Antibody Testing May Not Give You the Back-to-Work Safety Pass as Expected

Michael Wang, MD., Ph.D., member of AFCR Scientific Advisory Board

With a phased reopening starting last week in select geographies, cancer patients and cancer survivors in those areas who have to go back to work will face a higher risk of developing COVID-19. The quickened loosening of social distancing restrictions will expose more people to the SARS-CoV-2 coronavirus as asymptomatic patients, unknown even to themselves as posing a threat to others, will be moving around throughout society and, without widespread testing first in place, they will remain unidentifiable.

One detection method, antibody testing, has been pushed up to the top for managing—and eventually overcoming—such risk. The idea is to run such tests as a return-to-work screening in order to discover those employees who have anti-virus antibodies in their blood and that will therefore have gained resistance against future exposure to the disease.

Such people will have developed immunity to protect them from being infected again, and they won’t transmit the virus to others. So they are safe to go back to the work place.

However, antibody testing may not become the “safety pass” that people have hoped for because of several existing technical and biological uncertainties and variations.

The presence of its nucleic acid and the development of antibodies against SARS-CoV-2 are two major “finger prints” the coronavirus leaves on infected people. Accordingly, two testing methods, each with its own pros and cons, are used to detect them.

Nucleic acid testing, usually using nose swabs to collect samples, is the primary method of diagnosing COVID-19 that tells if a person is actively infected. But it won’t give any clue as to whether an individual has developed protective immunity to prevent future infection from happening.

Unlike nucleic acid testing, antibody testing, which uses blood samples from individuals, could answer the immunity question. If enough of an amount of anti-coronavirus antibody is found in the blood, a person is considered immunity positive—namely, a preventive immune ability has been developed in his or her body.

People are so excited about the power of antibody testing that they believe positive antibody testing results will give them the “safety pass” to go back to their normal lives. However, things are not as simple as they seem.

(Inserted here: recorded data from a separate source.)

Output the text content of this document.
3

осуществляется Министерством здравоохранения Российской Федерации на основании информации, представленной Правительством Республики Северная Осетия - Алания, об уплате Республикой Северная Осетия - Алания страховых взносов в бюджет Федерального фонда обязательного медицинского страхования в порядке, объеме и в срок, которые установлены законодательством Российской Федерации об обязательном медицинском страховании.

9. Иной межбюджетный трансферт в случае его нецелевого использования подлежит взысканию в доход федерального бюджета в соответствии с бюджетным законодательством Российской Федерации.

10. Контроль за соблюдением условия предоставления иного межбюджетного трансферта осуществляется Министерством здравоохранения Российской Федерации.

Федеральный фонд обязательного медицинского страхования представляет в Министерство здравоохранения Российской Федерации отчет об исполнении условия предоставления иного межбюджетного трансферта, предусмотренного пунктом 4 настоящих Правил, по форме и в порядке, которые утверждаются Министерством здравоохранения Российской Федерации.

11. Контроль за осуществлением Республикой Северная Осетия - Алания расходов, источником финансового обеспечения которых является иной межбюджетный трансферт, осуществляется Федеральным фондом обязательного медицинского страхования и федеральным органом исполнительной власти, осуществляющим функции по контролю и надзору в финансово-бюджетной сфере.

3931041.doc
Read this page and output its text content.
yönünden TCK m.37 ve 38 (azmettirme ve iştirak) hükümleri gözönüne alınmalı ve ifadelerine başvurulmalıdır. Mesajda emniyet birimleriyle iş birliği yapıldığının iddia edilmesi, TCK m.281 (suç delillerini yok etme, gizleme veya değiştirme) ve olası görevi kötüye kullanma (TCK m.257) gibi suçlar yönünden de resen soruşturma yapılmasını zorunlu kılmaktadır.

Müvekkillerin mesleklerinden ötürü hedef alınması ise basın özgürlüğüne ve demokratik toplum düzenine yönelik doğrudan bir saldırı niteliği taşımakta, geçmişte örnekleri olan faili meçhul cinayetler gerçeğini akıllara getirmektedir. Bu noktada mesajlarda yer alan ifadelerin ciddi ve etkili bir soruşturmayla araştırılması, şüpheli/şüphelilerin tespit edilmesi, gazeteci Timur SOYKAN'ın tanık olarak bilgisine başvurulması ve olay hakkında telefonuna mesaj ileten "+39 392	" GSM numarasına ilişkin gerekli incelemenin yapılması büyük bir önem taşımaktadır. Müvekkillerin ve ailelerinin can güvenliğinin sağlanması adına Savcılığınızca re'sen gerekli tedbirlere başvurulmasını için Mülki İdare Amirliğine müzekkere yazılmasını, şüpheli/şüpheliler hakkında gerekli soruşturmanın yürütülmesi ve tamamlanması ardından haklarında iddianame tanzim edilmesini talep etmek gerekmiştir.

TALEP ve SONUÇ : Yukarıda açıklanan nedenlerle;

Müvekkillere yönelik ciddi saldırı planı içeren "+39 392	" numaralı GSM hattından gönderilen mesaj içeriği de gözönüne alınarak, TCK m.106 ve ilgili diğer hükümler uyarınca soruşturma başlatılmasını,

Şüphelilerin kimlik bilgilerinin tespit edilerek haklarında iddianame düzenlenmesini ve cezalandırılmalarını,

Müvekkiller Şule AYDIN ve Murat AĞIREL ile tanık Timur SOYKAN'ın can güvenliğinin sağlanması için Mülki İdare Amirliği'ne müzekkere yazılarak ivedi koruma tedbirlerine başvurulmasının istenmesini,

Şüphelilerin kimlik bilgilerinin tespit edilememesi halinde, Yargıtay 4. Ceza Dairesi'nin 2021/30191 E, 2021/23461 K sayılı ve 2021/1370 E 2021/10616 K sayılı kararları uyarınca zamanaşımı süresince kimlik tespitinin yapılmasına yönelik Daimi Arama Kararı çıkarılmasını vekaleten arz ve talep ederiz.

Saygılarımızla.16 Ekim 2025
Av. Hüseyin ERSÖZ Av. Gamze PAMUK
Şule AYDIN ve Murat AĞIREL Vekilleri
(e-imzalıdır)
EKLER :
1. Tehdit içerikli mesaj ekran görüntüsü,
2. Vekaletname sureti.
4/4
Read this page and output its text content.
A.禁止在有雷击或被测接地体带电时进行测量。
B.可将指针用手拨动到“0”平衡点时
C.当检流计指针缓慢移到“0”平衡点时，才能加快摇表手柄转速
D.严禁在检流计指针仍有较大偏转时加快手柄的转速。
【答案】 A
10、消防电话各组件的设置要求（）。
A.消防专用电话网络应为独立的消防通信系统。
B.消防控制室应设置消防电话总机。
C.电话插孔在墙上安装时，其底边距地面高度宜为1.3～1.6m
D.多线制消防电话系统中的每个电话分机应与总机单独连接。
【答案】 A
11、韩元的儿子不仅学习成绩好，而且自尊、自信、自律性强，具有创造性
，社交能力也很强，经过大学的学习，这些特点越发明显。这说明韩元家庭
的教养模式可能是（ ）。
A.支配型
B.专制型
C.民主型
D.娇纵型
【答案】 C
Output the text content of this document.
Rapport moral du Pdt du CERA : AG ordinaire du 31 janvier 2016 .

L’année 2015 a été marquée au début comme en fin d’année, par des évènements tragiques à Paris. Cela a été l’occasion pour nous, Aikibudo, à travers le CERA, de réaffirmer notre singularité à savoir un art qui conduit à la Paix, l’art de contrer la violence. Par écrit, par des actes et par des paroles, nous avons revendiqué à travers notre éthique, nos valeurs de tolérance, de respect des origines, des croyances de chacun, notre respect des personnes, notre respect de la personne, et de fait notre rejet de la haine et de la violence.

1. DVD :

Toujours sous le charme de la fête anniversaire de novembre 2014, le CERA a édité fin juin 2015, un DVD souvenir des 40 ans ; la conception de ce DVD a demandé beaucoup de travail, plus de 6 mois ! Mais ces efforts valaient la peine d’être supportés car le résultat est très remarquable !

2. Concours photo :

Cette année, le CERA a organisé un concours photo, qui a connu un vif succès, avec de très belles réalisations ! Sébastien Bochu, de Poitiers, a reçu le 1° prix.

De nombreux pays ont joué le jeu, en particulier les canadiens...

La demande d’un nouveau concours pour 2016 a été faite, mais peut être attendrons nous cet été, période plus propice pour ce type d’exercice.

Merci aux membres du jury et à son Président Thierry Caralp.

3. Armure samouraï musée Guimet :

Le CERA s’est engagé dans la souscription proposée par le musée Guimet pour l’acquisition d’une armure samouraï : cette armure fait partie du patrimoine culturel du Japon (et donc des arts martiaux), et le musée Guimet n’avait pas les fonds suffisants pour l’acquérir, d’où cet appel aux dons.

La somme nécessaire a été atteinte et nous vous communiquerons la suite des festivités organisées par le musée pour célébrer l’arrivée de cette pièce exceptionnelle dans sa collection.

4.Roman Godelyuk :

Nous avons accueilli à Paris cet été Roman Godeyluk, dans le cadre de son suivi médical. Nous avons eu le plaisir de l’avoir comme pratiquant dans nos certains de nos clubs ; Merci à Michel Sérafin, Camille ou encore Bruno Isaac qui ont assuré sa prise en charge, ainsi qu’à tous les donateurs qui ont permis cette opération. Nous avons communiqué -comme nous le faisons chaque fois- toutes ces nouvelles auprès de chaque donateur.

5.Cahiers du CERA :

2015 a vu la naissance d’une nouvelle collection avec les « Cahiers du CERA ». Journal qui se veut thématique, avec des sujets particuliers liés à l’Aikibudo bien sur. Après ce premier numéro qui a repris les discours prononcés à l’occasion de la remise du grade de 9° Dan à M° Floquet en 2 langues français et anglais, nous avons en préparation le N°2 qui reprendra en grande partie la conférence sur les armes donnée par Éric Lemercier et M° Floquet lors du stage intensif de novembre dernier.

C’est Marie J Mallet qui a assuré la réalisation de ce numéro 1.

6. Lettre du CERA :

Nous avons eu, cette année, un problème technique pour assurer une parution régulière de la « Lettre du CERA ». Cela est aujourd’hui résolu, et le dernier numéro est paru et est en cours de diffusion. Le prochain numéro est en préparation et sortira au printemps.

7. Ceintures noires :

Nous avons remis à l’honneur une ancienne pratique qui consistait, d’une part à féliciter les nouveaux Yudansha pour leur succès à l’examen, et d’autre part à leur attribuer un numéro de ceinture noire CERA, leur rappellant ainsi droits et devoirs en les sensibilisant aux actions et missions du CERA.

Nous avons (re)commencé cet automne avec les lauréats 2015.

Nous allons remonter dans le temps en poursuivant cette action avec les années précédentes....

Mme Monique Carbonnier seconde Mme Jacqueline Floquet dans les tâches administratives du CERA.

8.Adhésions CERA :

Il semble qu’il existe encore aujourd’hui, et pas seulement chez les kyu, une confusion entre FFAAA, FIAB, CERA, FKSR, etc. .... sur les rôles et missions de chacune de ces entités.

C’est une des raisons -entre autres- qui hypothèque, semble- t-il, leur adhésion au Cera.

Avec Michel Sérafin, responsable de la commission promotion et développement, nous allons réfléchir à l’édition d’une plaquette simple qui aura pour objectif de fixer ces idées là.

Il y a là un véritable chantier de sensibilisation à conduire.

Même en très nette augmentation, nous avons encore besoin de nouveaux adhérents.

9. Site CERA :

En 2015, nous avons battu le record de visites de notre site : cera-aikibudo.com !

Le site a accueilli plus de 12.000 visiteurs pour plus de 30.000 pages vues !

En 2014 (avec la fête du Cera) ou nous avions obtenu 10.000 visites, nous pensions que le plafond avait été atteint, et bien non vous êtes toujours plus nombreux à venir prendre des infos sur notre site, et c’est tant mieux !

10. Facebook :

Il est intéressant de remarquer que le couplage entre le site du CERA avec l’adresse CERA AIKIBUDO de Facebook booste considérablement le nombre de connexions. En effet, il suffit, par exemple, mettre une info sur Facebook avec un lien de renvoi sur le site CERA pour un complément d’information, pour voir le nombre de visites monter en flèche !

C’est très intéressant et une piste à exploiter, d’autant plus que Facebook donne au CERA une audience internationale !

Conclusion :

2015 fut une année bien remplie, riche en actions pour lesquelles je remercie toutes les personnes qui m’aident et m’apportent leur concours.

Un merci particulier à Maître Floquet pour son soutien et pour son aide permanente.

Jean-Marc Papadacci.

Many limiting factors are standing in the way of antibody testing being massively used as a reliable tool for return-to-work screening.

First, the anti-coronavirus antibody won’t appear in the blood until 11 to 12 days after symptom onset. Hence, if the testing is done earlier than that, the result might be negative even though the immunity build-up is on its way but not yet present.

Second, many commercial antibody tests have unsolved accuracy issues. These tests often produce false-positive results that mistakenly tell people they have developed the immunity when they actually haven’t. This could result in serious consequences if these people are allowed to go back to work.

Furthermore, some confusing testing results have been reported that some people who were tested positive by the nucleic acid testing were also tested positive by the antibodies testing in parallel. This means that they still have the coronavirus in their body although the anti-virus antibodies have been produced. This type of result is very problematic as it still remains unknown to scientists if the virus is still alive and transmissible or not.

Finally, except for a specific test method called ELISA (enzyme-linked immunosorbent assay), other commercial COVID-19 antibody tests, such as lateral flow assays, won’t tell if an individual has produced the antibodies at a level high enough to prevent future infection. Without quantifiable antibody data, or the “antibody titer” information, those quick assays that can only generate simple positive or negative results won’t be able to issue an “immunity pass” for people to go back to work.

As antibody testing must be done at the right time and by the right methods, we shouldn’t put unrealistically high expectations on it. A single method won’t be able to give everyone who is tested the “safety pass” needed for them to go back to work with high certainty at this point.

Until better and more accurate testing technologies are put in use for immunity screening, cancer patients and cancer survivors should still continue routinely wearing face masks and protective glasses, keeping at least six feet apart from others and washing hands frequently—whether in home or at the work place.